Lifting of Garda privilege turns tribunal spotlight on journalists
Commissioner, predecessor and head of press office release privilege for tribunal
Mr Justice Peter Charleton: said some journalists had given witness statements in which they specified conversations that had taken place outside of any journalistic privilege. Photograph: Dara Mac Dónaill
The Charleton Tribunal has said Garda Commissioner Nóirín O’Sullivan, her predecessor Martin Callinan and former head of the Garda press office Supt David Taylor have all signed documents releasing any privilege they may have in relation to confidential conversations with journalists.
The development is an interesting one in the ongoing dance, so to speak, between the tribunal, which is investigating an alleged smear campaign against Garda whistleblower Sgt Maurice McCabe and journalists and their media organisations who may have relevant information.
It raises the issue of whether journalistic privilege is analogous to the privilege that exists between a client and his or her solicitor, which the client can waive, freeing the solicitor to disclose what was hitherto protected information.

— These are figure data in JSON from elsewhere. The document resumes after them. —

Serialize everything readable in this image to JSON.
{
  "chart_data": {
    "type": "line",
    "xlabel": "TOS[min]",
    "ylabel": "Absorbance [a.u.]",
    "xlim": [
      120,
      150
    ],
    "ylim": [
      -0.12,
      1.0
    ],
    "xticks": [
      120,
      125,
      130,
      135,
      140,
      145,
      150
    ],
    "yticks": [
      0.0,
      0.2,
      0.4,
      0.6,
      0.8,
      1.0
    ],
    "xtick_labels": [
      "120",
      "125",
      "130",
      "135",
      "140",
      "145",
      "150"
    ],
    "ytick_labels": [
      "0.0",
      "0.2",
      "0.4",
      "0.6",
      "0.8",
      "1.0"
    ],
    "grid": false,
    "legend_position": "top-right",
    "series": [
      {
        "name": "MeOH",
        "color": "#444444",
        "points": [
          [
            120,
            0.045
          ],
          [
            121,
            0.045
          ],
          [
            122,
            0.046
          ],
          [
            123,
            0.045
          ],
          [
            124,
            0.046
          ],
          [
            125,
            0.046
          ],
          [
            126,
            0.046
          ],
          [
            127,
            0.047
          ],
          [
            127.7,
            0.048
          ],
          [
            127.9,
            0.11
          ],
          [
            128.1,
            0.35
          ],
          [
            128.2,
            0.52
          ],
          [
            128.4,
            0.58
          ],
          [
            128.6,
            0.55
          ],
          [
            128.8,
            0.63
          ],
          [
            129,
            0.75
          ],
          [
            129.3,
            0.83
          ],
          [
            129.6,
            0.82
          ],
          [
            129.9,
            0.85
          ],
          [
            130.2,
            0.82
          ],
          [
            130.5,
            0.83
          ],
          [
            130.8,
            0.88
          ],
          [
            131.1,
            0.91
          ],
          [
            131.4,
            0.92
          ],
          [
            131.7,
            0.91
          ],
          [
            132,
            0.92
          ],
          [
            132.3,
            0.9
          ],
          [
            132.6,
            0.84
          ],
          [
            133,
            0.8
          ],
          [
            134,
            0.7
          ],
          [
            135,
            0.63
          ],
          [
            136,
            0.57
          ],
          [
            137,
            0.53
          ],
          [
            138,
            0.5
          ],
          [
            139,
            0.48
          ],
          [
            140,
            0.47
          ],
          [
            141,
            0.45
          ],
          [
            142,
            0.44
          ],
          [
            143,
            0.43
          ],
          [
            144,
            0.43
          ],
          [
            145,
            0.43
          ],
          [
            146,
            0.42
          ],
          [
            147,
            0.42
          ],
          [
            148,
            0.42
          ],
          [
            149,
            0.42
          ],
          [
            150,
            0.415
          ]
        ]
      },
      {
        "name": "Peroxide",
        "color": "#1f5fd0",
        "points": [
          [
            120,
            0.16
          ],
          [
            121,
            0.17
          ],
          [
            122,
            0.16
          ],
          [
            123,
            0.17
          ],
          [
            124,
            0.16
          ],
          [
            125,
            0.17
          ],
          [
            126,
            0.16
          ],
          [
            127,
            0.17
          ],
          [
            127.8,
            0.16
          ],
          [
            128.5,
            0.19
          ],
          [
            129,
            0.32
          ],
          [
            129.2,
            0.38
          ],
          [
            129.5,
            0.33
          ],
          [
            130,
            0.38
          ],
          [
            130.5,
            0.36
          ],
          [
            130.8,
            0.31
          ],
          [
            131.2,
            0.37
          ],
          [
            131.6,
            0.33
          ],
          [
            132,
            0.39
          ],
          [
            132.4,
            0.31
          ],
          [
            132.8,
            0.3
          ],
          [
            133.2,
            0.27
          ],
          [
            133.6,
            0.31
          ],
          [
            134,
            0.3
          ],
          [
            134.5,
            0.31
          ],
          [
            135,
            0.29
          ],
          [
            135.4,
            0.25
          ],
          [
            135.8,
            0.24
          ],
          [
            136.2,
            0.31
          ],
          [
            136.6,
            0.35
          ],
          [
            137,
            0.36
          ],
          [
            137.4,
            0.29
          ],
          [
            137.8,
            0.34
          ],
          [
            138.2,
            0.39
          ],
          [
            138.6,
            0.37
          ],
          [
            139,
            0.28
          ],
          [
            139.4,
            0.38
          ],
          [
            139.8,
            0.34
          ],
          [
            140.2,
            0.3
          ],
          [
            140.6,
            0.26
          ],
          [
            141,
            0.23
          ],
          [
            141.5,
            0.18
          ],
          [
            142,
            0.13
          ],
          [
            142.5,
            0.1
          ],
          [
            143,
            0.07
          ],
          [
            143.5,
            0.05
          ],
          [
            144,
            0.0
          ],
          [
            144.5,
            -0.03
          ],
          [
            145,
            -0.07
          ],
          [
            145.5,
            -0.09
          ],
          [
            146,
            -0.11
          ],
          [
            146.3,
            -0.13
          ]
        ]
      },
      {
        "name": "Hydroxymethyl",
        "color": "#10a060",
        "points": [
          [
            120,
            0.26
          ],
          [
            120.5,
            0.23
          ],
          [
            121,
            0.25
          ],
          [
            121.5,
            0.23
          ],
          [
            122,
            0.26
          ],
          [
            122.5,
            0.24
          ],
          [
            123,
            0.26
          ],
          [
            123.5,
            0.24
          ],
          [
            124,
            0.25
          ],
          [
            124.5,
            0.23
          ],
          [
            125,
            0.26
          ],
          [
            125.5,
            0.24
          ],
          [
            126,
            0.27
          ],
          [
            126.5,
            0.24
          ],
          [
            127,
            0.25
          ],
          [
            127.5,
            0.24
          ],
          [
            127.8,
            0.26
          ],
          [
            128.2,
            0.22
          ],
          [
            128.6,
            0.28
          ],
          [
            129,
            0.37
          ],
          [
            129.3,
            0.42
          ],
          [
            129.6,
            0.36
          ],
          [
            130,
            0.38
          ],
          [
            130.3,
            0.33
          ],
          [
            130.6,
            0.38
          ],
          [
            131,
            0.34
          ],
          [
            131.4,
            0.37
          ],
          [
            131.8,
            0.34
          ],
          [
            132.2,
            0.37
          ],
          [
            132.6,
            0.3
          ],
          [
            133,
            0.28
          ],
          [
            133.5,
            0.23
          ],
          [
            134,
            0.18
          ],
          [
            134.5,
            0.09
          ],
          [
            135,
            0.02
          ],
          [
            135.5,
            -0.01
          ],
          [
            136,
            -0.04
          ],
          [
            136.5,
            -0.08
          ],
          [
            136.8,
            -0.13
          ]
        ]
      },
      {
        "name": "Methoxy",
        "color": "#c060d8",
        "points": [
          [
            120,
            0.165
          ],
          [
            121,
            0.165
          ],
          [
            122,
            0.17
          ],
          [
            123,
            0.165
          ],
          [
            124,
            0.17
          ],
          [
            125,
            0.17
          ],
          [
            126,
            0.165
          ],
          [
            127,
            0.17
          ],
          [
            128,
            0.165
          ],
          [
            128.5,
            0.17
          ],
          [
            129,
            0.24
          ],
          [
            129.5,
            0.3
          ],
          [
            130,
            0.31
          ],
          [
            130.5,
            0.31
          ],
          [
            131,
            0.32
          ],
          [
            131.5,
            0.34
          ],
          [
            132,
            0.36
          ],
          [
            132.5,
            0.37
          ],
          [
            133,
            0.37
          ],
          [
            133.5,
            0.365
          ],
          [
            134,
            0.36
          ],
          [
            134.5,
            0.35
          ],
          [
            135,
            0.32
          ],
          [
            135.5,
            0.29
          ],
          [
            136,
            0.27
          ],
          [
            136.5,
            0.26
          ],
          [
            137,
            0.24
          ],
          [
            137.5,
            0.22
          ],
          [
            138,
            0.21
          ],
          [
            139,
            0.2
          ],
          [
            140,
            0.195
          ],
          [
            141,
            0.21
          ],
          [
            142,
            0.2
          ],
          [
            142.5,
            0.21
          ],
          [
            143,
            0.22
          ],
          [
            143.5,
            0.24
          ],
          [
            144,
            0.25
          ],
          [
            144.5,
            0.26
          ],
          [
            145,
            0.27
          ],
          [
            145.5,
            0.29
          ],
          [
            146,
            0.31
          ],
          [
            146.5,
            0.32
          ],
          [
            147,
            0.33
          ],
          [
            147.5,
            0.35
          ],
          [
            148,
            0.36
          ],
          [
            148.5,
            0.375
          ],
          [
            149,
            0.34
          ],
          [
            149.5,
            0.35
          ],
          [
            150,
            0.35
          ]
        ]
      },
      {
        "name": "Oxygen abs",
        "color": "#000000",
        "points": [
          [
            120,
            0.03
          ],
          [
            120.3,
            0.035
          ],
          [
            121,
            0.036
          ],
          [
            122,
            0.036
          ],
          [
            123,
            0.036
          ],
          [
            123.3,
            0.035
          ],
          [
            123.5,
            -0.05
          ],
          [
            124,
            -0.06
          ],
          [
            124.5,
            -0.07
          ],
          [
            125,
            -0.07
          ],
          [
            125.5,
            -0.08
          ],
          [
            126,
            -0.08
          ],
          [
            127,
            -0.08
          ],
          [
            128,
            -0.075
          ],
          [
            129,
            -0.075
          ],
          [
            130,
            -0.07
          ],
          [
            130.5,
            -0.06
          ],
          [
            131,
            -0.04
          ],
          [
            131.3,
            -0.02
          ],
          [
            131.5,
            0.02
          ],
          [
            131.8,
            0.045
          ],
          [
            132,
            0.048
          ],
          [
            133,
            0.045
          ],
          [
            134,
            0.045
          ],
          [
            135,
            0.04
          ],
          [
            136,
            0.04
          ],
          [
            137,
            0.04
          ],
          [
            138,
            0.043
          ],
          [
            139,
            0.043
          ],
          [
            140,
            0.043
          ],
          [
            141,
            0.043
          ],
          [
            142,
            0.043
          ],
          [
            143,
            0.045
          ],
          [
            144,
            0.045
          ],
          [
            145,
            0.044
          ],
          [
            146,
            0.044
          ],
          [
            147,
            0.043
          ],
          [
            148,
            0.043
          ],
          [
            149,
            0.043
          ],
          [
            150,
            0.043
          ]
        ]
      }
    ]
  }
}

In much of the case law on journalistic privilege, it is recognised as a public good which serves the purpose of ensuring a flow of information into the public domain, in the public interest.
Seen in this way, a statement by someone who disclosed information in confidence to a journalist, that he or she is no longer holding the journalist to any obligation of confidentiality, is not the end of the matter.
Journalistic privilege is not an absolute one and has to be balanced against other public goods, such as, for example, the work of a tribunal appointed by the Oireachtas to investigate a matter of significant public concern.
Mr Justice Peter Charleton, in his interim report, said some journalists had given witness statements in which they helpfully specified conversations that had taken place outside of what they perceived to be the cloak of any [journalistic privilege], “if it exists”.
“Others have refused to say whether there is any relevant testimony which they might offer. The extent of that privilege and the circumstances under which it arises are both likely to occupy time.”
Given the possibility that trying to force a journalist to reveal the contents of a conversation he or she regards as privileged could lead to lengthy and very expensive litigation, perhaps all the way to the Supreme Court, it is a given that everyone involved is hoping that can be avoided.
The argument that a journalist should not reveal the content of conversations he or she believes were “off the record”, when the party who they were talking with has said they don’t mind if it they do, may be a difficult one to make, especially if it would be presented as frustrating the tribunal’s work.
But if the object of journalistic privilege is to encourage the public perception that journalists can be trusted to maintain confidentiality, that it is part of their code, then what will be the effect of journalists giving sworn evidence to a tribunal, ever when the “source” has said they have no difficulty with their doing so?
If journalistic privilege has its worth in that it inspires confidence in potential sources of information, then the key issue is public perception.
It is hard to see how a series of journalists giving information to a tribunal about private conversations, so it can make findings about an alleged smear campaign, would not damage public confidence in the confidentiality of their dealings with journalists.
The details will be lost on the public, and the disclosures by the journalists will be the main impression formed. It is possible that disclosures by journalists could be deciding testimony in the investigation.
From the point of view of the media, that would be a deeply troubling outcome. And if the media is right in its concern, then the public should be worried too.